Non-Conformance vs OFI -- your best descriptions

[Ed Panek]

Ed,

How do you avoid sharing a previous auditee’s intellectual property (aka holistic improvements) with future auditees?

And that the systems you audit are not reliant on your periodic suggested holistic improvements?

Thanks.

I dont provide specific advice. For example, "Management Review isnt limited to the definition of what ISO wants to be in it. It can be expanded and still comply" is advice I gave to a supplier wondering where to discuss technology trends in an inspection process.

 

[Mike S.]

As per the OP, we are talking internal audits here -- where we hopefully all share the common goal of making the company better in the most efficient way possible.

Personally, if I see an isolated, minor nonconformance that can be immediately fixed I will sometimes not write it up as a formal CAR. I do not feel that every single nonconformance "MUST" be treated via a formal CAR process.

IMO an opportunity for improvement is, for example, where you may see an inefficiency that could be improved.
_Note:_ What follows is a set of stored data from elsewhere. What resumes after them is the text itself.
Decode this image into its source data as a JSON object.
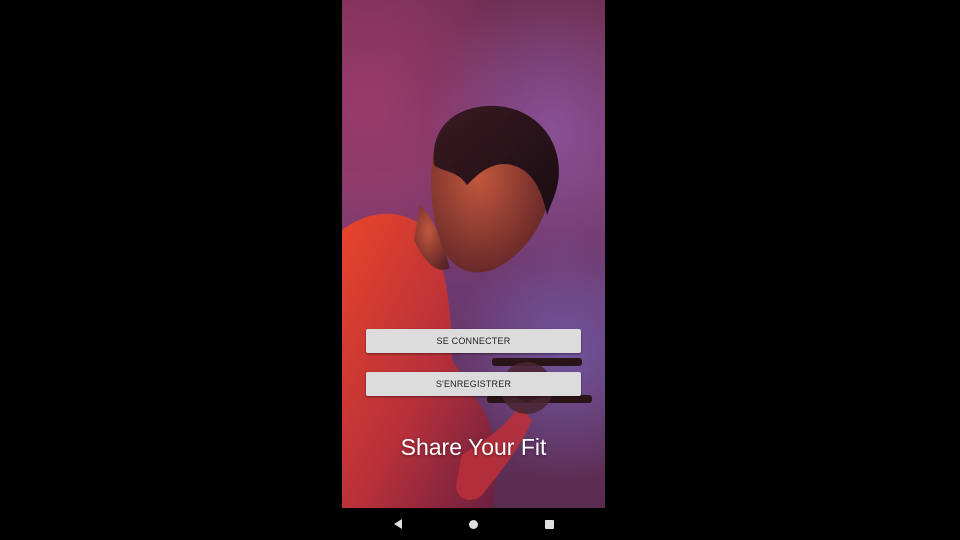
{
  "screen": {
    "login_button": "SE CONNECTER",
    "register_button": "S'ENREGISTRER",
    "tagline": "Share Your Fit"
  },
  "navigation_bar": {
    "back_icon": "back-triangle-icon",
    "home_icon": "home-circle-icon",
    "recents_icon": "recents-square-icon"
  },
  "colors": {
    "page_background": "#000000",
    "button_background": "#dcdcdc",
    "button_text": "#222222",
    "tagline_text": "#ffffff"
  }
}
Maybe you see a certain department keeping a record via scanning it and keeping it electronically and also paying for hardcopies to be stored as well. I may suggest an OFI is to do one or the other, but not both. There is no nonconformance, but there is inefficiency.

 

[Randy]

Why not just use the ISO definition of non-conformance?

From the ISO 9001 Auditing Practices Group Guidance on: Nonconformity - Documenting

"What is a nonconformity? According to the definition in ISO 9000 a nonconformity is "non-fulfillment of a requirement". There are three parts to a well-documented nonconformity:
• the audit evidence to support auditor findings;
• a record of the requirement against which the nonconformity is detected;
• the statement of nonconformity. "

"If there is no audit evidence – there is no nonconformity. If there is evidence – it must be documented as a nonconformity, instead of being softened with another classification (e.g. “observations”, “opportunities for improvement”, “recommendations”, etc.). In the longer term, neither the organization, its customers, © ISO & IAF 2016 – All rights reserved www.iaf.nu; www.iso.org/tc176/ISO9001AuditingPracticesGroup 2 of 4 nor the CRB benefit by the use of softer classifications, as this risks the nonconformity being given a lower priority for corrective action. "

 

[Jim Wynne]

Tagin,

Is a conforming system not meant to invoke preventive action without any help from its auditors?

John

Do not bother with OFIs.

Report every system weaknesses as a nonconformity.

...including the systems that rely on auditors to initiate improvements.

A nonconformity, in ISO-Land, is simply non-fulfillment of a requirement. Requirements are documented. A "system weakness" that doesn't represent non-fulfillment of a documented requirement is not a nonconformity and should never be documented as such. The fact that an internal auditor initiates improvement is not necessarily evidence of a system that relies on internal auditors to initiate improvement. If internal auditors can't or shouldn't identify potential improvements, most of the value of internal auditing is lost. Internal auditors don't exist outside of the system--they're an integral part of it.

 

[John Broomfield]

A failure to initiate preventive action to address a known system weakness would probably be agreed by auditee management to be a nonconformity.

The requirements (audit criteria) come from management as well as the standard.

 

[Sidney Vianna]

Even though most people are oblivious to ISO 19011, it contains some sound advice. When it comes to auditors personal behaviour, among other traits, it suggests:

acting with fortitude, i.e. able to act responsibly and ethically, even though these actions may not always be popular and may sometimes result in disagreement or confrontation;​

As I asked before, why are internal auditors sofgrading the findings? Are they afraid of confrontation, retaliation, friction? Definitions will not make an iota of a change if people are allowed to misreport audit results.

 

[Sidney Vianna]

Requirements are documented.

Not always, according to the ISO 9000 defintion of the term requirement.

​

 

[Jim Wynne]

A failure to initiate preventive action to address a known system weakness would probably be agreed by auditee management to be a nonconformity.

The requirements (audit criteria) come from management as well as the standard.

The documented requirements can come from the standard or from the organization's documented requirements. In my own view, there is no sense in doing internal audits against the standard, because the internal requirements should include the requirements of the standard. If you think it's a good idea to call something a nonconformity that doesn't violate a requirement, you're looking for trouble.

 

[John Broomfield]

All the auditor has to do is ask management if they are happy to do nothing about a known system weaknesses.

Failure to take preventive action would be the nonconformity.

 

[Sidney Vianna]

A failure to initiate preventive action to address a known system weakness would probably be agreed by auditee management to be a nonconformity.

I don't think it would be wise to miscategorize all findings as nonconformities. ISO 19011, refers to OFI's, conformity and good practices and recommendations, IN ADDITION to nonconformities. Auditors who know how to properly report audit results should be able to properly categorize their findings so, the level of attention and reaction by the auditees, including top management would be commensurate with the severity of the issues at hand.